The Rotary Clubs of Great Britain have made dementia a priority in their mission, and have been instrumental in supporting Memory Cafes. One club has prepared this Guide to Setting up a Memory Café.

This is a guide to Memory Cafes in Cornwall, including links to some unusual (and thoroughly British) resources for use in Memory Cafes.

This is Devon’s factsheet on Memory Cafes.

I particularly like this brief piece from Cornwall, which includes quotes and pictures.

Tuesday, January 4, 2011

The Semantics of Dementia

Susan and I have had many conversations about what we do and do not wish when death comes to one of us. Should that death come as a result of cancer, we both agree, the surviving spouse is not allowed to include the phrase “after a courageous battle with cancer” in the obituary. It is bad enough to have terminal cancer, and I would prefer not to have the social requirement to be “courageous” about it added to the burden. But I object even more strenuously to the word “battle,” yet another example of how we use the language of warfare to take about disease. We declare “war” on diseases, we “hit them with the heavy artillery,” we are committed to “conquering” every condition that hastens the mortality we wish to deny altogether. If you do not choose to “battle” your disease with courage, you are labeled a failure at having cancer.

Daniel R. George has written an important essay for The Lancet titledOvercoming the social death of dementia through language." He argues that “Guided by the language of warfare, we have come to view people with dementia as ‘victims’ who are ravaged by a singular marauding disease. Alzheimer’s disease is personified as a ‘mind-robber’ that ‘attacks’ or ‘strikes’ the brains of individuals…” Such language, he insists, demonizes the very aging process itself, a process that will bring cognitive changes to virtually all of us.

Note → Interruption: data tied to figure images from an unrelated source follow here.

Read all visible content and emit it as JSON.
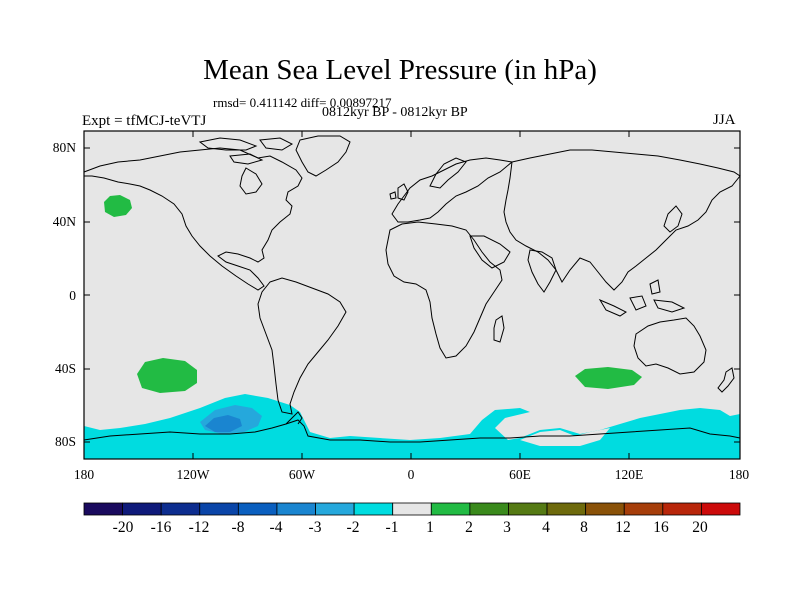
{
  "header": {
    "title": "Mean Sea Level Pressure (in hPa)",
    "stats": "rmsd= 0.411142 diff= 0.00897217",
    "period": "0812kyr BP - 0812kyr BP",
    "experiment": "Expt = tfMCJ-teVTJ",
    "season": "JJA"
  },
  "axes": {
    "lat_labels": [
      "80N",
      "40N",
      "0",
      "40S",
      "80S"
    ],
    "lon_labels": [
      "180",
      "120W",
      "60W",
      "0",
      "60E",
      "120E",
      "180"
    ]
  },
  "colorbar": {
    "labels": [
      "-20",
      "-16",
      "-12",
      "-8",
      "-4",
      "-3",
      "-2",
      "-1",
      "1",
      "2",
      "3",
      "4",
      "8",
      "12",
      "16",
      "20"
    ],
    "colors": [
      "#1a0a5e",
      "#0f1a7a",
      "#0d2d8f",
      "#0a45a8",
      "#0a5fbf",
      "#1a85d0",
      "#25a8dc",
      "#00dce0",
      "#e6e6e6",
      "#22bb44",
      "#3a8a1c",
      "#557a14",
      "#6e6a0c",
      "#8a5208",
      "#a63e0a",
      "#b8260a",
      "#cc0a0a"
    ]
  },
  "map": {
    "background_color": "#e6e6e6",
    "anomaly_regions": [
      {
        "name": "north-pacific-positive",
        "value_class": "1 to 2",
        "color": "#22bb44"
      },
      {
        "name": "south-pacific-positive",
        "value_class": "1 to 2",
        "color": "#22bb44"
      },
      {
        "name": "indian-ocean-positive",
        "value_class": "1 to 2",
        "color": "#22bb44"
      },
      {
        "name": "southern-ocean-negative",
        "value_class": "-2 to -1",
        "color": "#00dce0"
      },
      {
        "name": "amundsen-sea-negative",
        "value_class": "-3 to -2",
        "color": "#25a8dc"
      },
      {
        "name": "amundsen-sea-core",
        "value_class": "-4 to -3",
        "color": "#1a85d0"
      }
    ]
  }
}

He challenges other words associated with dementia, including the prevalence of the word “burden” in describing not only the toll on caregivers, but upon wider society. “Burden” multiplied by the demographics of aging baby-boomers quickly gets us to the language of “crisis,” feeding the engines of fear and guilt (for “being a burden” is the ultimate sin in a consumer society which assigns value to persons almost exclusively upon the basis of their productivity).

Add more terms to the list. Dementia is a kind of “living death” that takes away the person and leaves only a “shell” behind. Dr. Richard Taylor wryly observes that “My dementia did not turn me into a turtle!”

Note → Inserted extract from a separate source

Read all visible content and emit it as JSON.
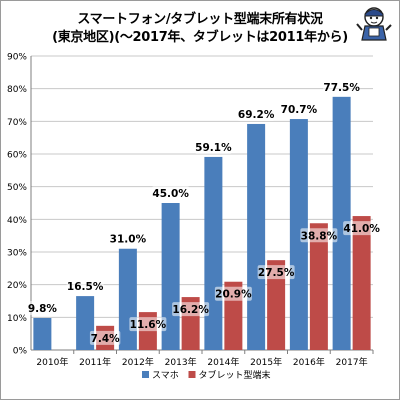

The language we use to describe the changing circumstances of our life matter. When we declare “war!” on AD, we have established an unobtainable goal unless we are prepared to vanquish aging and death itself. I am fine with goals that include words like “delay” or “mitigate,” worthy goals that may one day be attainable.

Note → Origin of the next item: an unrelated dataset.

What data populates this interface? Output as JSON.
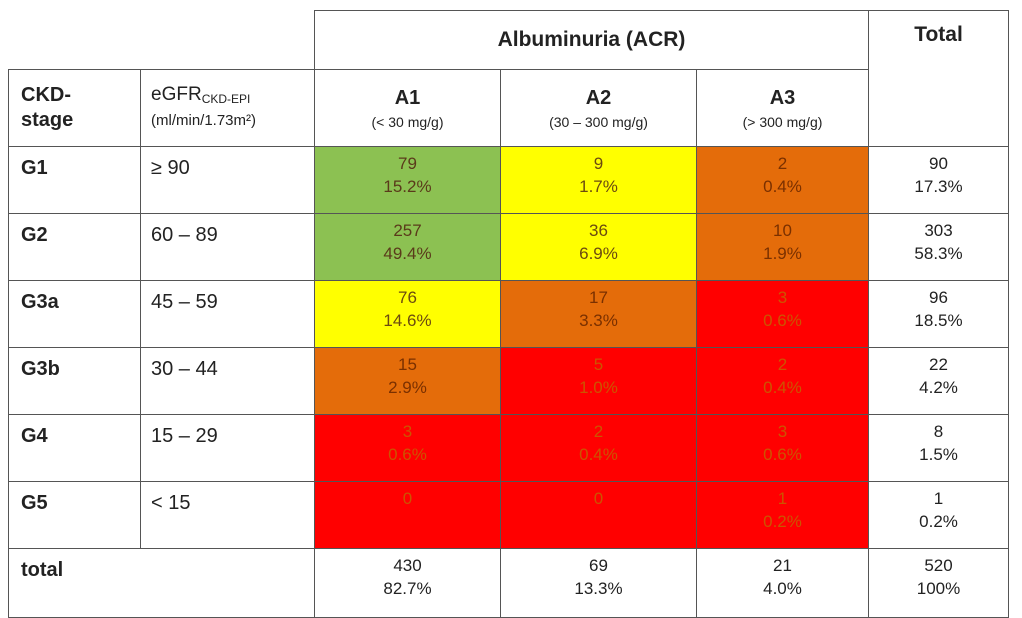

But above all we need to eliminate the language of “victim” in describing persons with dementia, for a victim is someone to be pitied rather than enjoyed and appreciated. George notes that the Intergenerational School employs the word “mentor.” I would be happy with most any terms which suggest that the person with dementia is still among us, with his or her personhood intact even if changed. Personhood, after all, is always defined by both continuity and change. Perhaps “elder” is as good a word as any, for we will all become elders whose cognitive condition will change as we journey into late life. If we sort elders into two rigid categories, the “victims” and the “survivors,” we have created losers and winners in the contest of “aging well.” Life is neither a contest nor a war. It is a tapestry of relationships that will continue to be woven so long as we have life and breath.